China's leadership has decided to commemorate the birth of former Communist Party leader Hu Yaobang, a purged reformist whose death led to the 1989 Tiananmen Square uprising. Analysts say President Hu Jintao wants to use the commemoration to improve his own image, but they doubt the Chinese government is ready to reassess its use of military force in 1989 against unarmed demonstrators demanding democracy.

The Chinese government Tuesday announced plans for a public observance of the 90th birthday of Hu Yaobang, who was dismissed as Communist Party General Secretary in 1987.

A spokesman for China's Foreign Ministry, Liu Jianchao, announced the memorial plans at a regular press briefing.

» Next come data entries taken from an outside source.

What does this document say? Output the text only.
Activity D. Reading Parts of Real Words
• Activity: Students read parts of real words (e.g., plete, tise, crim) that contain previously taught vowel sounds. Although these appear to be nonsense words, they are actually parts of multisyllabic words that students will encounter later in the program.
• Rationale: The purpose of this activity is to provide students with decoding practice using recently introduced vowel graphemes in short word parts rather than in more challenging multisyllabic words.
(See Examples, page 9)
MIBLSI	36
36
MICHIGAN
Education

"Commemorative activities marking the 90th anniversary of the birth of Hu Yaobang will be held in Beijing in mid-November," said Liu Jianchao. "China's central leadership will attend and will give a speech."

Mr. Liu did not say which Chinese leaders would attend the ceremonies nor what might be said about Mr. Hu's political career.

The Chinese Communist Party has not publicly honored Hu Yaobang since his death in April of 1989.

Among other things, Mr. Hu was responsible for rehabilitating vast numbers of people who were purged and demonized during the Great Proletarian Cultural Revolution, a violent political campaign of the late 1960s and early 1970s. He was popular with the people, but in 1987, he clashed with then-paramount leader Deng Xiaoping, after Mr. Hu refused to halt a wave of student unrest. He was dismissed as party leader.

Public mourning for Mr. Hu in April of 1989 turned into popular protests against corruption and calls for democracy. Demonstrators filled Beijing's Tiananmen Square for weeks on end, throughout May and into early June. The night of June 3-4, the government put the demonstrations down with military force.

Deng Xiaoping, who ordered the crackdown, later said it was necessary to prevent anarchy. The Communist Party has since steadfastly resisted calls to reassess the use of force in 1989, which resulted in the deaths of hundreds if not thousands of people.

Che Po Chan, an assistant professor of politics at Lingnan University in Hong Kong, says Chinese President Hu Jintao, who is also the current Communist Party general secretary, wants to associate himself with Hu Yaobang's reformist image.

"The main reason for this commemoration is Hu Jintao wants to gain some prestige for himself under the present situation," said Che Po Chan. "In the last three years since he came to his position, there is still a lot of suppression to the dissidents in China. Hu Yaobang has a very good image."

But Mr. Chan says the upcoming commemoration is not likely to lead to a reassessment of the party's 1989 actions.